The center is doing some really good work, representing pollution victims that have no where to turn for their grievance. There’s a victim’s hotline staffed by volunteers five days a week to take reports. People can also write letters or send emails, faxes, etc. I asked her how many complaints they received on a daily basis. She said an average of six or seven. I was shocked. For a country of 1.3 billion people and with such notorious environmental record, I would expect the country’s only hotline for victims of environmental pollution to be receiving hundreds of calls. But then again the center is staffed by one volunteer a day, using one phone line. Yu explained to me that when she first started, the phone would ring off the hook throughout the day. She realized that it was because the center got a lot of publicity when it first got started. Their director, Wang Canfa, was constantly being interviewed by newspapers and televisions programs. But the center proved unequipped for the massive amounts of complaints it was getting from across the country. Since then, they’ve limited their publicity and the calls gradually went down. Now the center is dealing with about 14 active cases with an additional 4 cases pending further investigation to determine their eligibility.

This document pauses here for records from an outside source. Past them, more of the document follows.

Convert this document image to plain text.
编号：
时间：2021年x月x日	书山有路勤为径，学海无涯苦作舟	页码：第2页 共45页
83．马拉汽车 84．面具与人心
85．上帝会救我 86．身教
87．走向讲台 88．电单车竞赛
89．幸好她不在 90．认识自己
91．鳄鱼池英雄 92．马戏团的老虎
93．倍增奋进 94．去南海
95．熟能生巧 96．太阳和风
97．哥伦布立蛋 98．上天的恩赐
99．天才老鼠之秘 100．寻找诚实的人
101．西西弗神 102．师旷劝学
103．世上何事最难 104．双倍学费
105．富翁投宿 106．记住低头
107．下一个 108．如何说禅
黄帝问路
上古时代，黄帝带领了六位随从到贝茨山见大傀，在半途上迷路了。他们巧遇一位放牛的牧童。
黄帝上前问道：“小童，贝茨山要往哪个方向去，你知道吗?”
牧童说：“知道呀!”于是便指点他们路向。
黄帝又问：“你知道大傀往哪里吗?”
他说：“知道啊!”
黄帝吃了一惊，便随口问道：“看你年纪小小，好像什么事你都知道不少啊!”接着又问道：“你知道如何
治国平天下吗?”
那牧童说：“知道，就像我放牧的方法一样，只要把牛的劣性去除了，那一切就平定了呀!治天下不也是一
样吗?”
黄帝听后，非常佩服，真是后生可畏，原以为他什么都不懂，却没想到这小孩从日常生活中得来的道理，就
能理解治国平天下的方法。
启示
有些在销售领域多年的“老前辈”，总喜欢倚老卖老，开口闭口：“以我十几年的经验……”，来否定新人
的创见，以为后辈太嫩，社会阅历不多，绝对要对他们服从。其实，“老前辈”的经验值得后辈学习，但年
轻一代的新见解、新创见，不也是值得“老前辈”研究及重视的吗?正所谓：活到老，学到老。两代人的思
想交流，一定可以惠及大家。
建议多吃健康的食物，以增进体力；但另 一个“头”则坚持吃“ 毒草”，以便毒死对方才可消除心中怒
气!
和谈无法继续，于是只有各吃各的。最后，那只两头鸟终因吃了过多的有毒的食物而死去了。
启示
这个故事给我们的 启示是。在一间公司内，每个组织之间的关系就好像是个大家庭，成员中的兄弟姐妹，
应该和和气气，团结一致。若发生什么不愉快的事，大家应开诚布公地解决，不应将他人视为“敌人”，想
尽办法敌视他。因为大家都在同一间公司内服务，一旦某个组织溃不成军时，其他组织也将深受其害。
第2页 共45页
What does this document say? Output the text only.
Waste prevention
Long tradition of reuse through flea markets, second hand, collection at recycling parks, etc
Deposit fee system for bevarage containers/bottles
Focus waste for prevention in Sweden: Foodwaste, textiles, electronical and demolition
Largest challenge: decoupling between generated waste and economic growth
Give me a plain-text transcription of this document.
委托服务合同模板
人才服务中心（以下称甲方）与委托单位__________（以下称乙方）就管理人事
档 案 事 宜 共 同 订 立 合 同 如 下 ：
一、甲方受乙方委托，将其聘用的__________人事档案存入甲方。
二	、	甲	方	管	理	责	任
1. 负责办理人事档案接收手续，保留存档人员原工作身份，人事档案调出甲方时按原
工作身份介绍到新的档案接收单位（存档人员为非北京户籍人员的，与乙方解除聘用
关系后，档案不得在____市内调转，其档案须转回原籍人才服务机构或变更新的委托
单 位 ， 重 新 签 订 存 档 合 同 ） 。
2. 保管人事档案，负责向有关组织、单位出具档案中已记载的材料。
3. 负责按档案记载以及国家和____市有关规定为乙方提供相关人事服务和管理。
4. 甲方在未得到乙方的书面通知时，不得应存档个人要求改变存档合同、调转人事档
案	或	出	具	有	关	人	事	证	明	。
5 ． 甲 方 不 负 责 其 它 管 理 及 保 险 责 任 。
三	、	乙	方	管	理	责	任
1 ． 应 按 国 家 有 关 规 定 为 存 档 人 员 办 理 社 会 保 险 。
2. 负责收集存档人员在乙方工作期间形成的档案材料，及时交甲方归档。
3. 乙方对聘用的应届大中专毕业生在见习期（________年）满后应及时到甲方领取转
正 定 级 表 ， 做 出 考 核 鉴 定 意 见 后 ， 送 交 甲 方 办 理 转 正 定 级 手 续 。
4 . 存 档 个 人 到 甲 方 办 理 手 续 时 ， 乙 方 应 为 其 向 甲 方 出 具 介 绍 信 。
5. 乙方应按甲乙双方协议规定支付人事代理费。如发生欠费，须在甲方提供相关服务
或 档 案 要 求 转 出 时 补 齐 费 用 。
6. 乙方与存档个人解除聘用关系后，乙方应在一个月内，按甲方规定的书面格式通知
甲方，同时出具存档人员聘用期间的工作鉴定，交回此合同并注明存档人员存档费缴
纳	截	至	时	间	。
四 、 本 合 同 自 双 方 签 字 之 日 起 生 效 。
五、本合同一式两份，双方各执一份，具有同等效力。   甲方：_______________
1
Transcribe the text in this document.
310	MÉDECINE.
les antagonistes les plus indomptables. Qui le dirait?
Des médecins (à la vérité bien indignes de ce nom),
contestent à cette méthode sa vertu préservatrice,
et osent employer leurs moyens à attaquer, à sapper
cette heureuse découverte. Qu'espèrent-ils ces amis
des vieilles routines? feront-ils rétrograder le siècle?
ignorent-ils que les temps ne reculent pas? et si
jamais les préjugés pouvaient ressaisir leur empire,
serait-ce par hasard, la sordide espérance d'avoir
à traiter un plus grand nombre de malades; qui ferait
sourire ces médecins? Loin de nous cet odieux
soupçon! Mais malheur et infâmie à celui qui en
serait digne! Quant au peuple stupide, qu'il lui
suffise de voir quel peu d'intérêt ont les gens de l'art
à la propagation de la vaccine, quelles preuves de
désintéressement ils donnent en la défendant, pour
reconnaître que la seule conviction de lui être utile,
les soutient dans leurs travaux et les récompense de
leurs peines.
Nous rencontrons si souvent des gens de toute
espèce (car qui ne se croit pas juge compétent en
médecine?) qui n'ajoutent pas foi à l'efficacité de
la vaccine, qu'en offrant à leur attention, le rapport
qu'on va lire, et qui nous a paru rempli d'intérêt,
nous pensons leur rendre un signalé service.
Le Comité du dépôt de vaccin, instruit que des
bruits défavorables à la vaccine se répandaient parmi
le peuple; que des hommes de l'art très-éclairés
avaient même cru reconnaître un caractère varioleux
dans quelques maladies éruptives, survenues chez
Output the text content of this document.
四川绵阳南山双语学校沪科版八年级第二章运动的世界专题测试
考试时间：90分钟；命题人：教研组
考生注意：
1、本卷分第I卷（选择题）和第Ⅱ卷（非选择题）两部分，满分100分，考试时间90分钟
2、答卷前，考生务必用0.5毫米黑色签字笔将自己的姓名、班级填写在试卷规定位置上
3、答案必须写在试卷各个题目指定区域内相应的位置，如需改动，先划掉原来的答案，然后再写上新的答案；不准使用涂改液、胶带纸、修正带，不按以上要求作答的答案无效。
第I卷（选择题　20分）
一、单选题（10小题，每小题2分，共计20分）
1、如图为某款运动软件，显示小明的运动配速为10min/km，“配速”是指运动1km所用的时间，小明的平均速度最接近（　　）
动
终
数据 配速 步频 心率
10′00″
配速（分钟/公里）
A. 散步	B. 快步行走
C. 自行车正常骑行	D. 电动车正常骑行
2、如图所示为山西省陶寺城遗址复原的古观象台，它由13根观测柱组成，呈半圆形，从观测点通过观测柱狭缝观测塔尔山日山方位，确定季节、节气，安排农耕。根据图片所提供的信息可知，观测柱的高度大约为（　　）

My main question today was regarding the new Public Disclosure of Environmental Information Law that went into effect in May of this year. The center has been utilizing it on behalf of the alleged victims of environmental pollution. Yu showed me an information request form for one of their clients. Two fish farmers from Henan province suspected that a shoe factory nearby the farm was polluting the river and killing their fish. They called the center and this form was filled out for them. I looked at the form and found that it contained fairly technical terminology. One has to know what information to request in order to get the right information. An ordinary person would not know how to request the right information. Yu then explained to me that this is a case that has already been accepted by the center and two lawyers from Henan province are now dealing with it, with support from the Center. The plaintiffs in this case, the fish farmers, were suing for compensation of their lost fish.

I asked Yu how this type of litigation lawsuit fairs in China’s legal culture. She said it is still very rare that judges would grant financial rewards to victims of environmental pollution. More often than not, the judges would order the polluting factories to stop its practice. That is the best they could hope for.